The shear waves only travel over a few millimeters before being attenuated, especially in steatotic or fibrotic livers. So motion during the acquisition both by the patient or the examiner leads to inaccurate measurements. With deep inspiration there is a change in the right atrial pressure, which is transmitted to the liver, affecting the stiffness measurement. Measurements should be taken in a neutral (mid) breathing breath hold. In pediatric patients or patients with pulmonary disease in whom a breath hold may not be possible, the use of a real-time 2D-SWE technique can be helpful. By obtaining a clip of approximately 30 seconds in shallow breathing, a review of the cine clip can identify frames where motion is limited and a neutral breathing position is present. Measurement can then be obtained on one of these frames, choosing it from a short sequence of the images with stable signals. It is recommended to perform only one measurement for each cine clip, otherwise a possible error made during that acquisition will be multiplied. Using pSWE in patients unable to hold their breath, the measurement could be taken at the end of the expiratory phase, taking advantage of the little delay between each respiratory phase. However, this requires a lot of experience and absolute absence of transducer movements.

Number of measurements

For pSWE, 10 independent measurements should be obtained. In difficult patients, a smaller number can be obtained; however, at least five measurements are required as long as the quality measures are maintained.

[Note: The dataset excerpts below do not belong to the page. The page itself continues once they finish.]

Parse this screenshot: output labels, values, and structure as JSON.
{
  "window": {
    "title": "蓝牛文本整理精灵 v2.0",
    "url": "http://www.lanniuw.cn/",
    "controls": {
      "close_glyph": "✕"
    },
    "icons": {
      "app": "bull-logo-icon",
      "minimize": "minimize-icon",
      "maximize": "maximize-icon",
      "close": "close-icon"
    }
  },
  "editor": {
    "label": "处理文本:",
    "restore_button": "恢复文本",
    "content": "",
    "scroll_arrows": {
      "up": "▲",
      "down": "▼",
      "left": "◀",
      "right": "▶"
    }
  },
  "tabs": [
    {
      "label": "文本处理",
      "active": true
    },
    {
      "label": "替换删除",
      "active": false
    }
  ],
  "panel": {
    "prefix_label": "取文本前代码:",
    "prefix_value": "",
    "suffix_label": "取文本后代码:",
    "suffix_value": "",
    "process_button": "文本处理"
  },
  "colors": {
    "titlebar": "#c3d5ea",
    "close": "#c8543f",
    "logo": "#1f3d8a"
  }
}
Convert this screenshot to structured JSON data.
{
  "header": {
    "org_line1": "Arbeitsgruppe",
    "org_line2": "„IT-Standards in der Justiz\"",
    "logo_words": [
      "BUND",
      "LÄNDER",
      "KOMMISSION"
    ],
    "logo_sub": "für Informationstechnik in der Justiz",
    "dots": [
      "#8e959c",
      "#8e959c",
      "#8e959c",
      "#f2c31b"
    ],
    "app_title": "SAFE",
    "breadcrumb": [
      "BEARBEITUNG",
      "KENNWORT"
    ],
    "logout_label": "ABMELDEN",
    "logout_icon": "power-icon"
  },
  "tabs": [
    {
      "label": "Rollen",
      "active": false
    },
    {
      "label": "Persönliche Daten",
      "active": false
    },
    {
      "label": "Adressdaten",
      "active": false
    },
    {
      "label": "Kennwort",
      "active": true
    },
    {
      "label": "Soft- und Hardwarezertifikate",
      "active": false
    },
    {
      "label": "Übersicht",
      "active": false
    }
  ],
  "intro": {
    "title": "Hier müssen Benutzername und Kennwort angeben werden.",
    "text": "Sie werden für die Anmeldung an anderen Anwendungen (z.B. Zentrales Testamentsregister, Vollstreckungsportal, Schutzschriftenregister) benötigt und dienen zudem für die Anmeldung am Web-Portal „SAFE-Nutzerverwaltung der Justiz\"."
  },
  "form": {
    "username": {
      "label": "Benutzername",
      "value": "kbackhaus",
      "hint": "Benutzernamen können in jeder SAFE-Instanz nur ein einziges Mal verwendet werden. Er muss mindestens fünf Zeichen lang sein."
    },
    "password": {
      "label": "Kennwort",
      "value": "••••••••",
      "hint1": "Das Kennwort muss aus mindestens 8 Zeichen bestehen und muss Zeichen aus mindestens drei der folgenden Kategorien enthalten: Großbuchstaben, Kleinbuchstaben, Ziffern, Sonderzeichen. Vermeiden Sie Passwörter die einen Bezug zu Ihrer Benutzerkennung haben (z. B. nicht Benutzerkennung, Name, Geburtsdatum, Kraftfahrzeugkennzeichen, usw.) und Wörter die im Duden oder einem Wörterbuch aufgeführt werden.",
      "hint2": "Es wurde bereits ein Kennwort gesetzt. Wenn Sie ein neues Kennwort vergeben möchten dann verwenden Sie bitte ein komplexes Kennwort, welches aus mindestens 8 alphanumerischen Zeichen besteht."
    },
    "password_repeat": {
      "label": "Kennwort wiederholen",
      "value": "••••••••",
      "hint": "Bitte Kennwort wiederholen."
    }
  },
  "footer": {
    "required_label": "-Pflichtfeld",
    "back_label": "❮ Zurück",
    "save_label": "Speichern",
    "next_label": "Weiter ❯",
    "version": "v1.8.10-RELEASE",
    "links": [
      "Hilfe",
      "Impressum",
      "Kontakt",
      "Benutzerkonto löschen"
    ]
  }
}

For 2D-SWE, five independent measurements (one from each cine clip with real-time 2D-SWE) should be obtained. A review of the measurements and deleting those that are discrepant is not appropriate. If the measurement was obtained improperly (motion, angling transducer, etc.), it should not be placed in the report page. The median value is used as two single extreme measurements (very high and very low) and do not affect the median whereas they can significantly affect the mean (average). If measurements at different locations in the liver are of interest, a complete set of measurements for each location should be obtained. As there is a depth dependance of the acoustic radiation force impulse (ARFI) techniques, acquisitions in different locations for one measurement will add variability into the results.